The main innovation achieved within INDIGO will be:
- a software framework deployable on heterogeneous infrastructures (e.g. HPC clusters and cloud environments) to run distributed, parallel data analysis;
- provisioning of efficient big data analysis solutions exploiting workflow-enabled, server-side, and declarative approaches;
- an interoperable solution with regard to the already existing community-based software eco-system and infrastructure (IS-ENES/ESGF);
- the adoption of workflow management system solutions for large-scale (distributed) climate data analysis experiments;
- the exploitation of cloud computing technologies offering easy-to-deploy, flexible, elastic, isolated and dynamic big data analysis solutions;
- the provisioning of interfaces, toolkits and libraries to develop high-level interfaces/applications;
- the provisioning of a Data analytics Gateway for eScience, with specific support for scientific data analysis and visualization.
As it can be easily argued, the proposed case study deals with multiple challenges and requirements regarding: workflow management, big data analytics, distributed data analysis, scientific data management (e.g. analysis, visualization, publication), security, interoperability with existing infrastructures/eco-systems, re-usability (e.g. workflows, intermediate/final products), performance (e.g. data volume is key), dynamic and flexible use of infrastructural resources, etc.
The proposed INDIGO architectural components allow to address these requirements and overcome current limitations regarding client-side data analysis, sequential data analysis, static approaches, poor performance, etc. as well as a complete lack of workflow support, and domain-oriented big data approaches/frameworks to enable large scale, high performance climate data analysis experiments.
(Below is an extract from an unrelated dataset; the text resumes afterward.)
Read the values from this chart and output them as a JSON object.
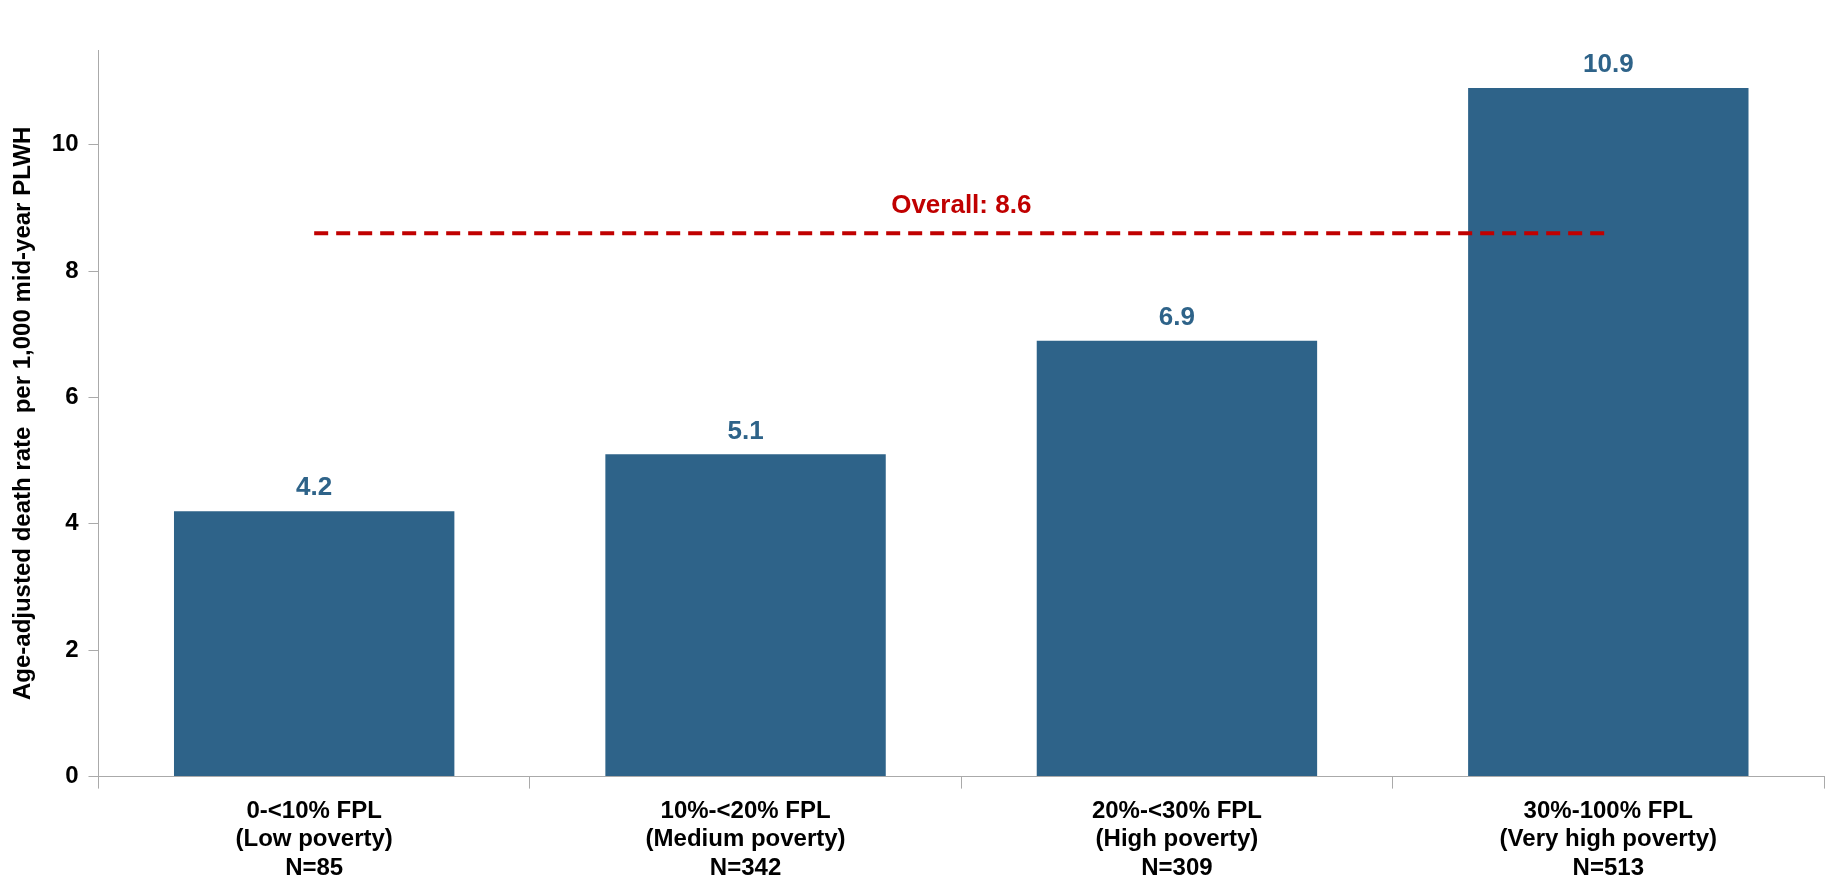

It aims at providing a core part still missing in the climate scientists’ research eco-system.
INDIGO helps in:
- - dealing in an easy manner with large scale, massive climate model intercomparison data analysis experiments;
- - running complex data analysis workflows across multiple data centers,
- - integrating in large scale workflows well-known existing tools, libraries and command line interfaces;
- - reducing the time-to-solution and complexity associated to this class of large-scale experiments;
- - implementing and exploiting server-side solutions for data analysis, reducing at the same time large scale data movement
- - addressing the re-use of final products, intermediate results and workflows.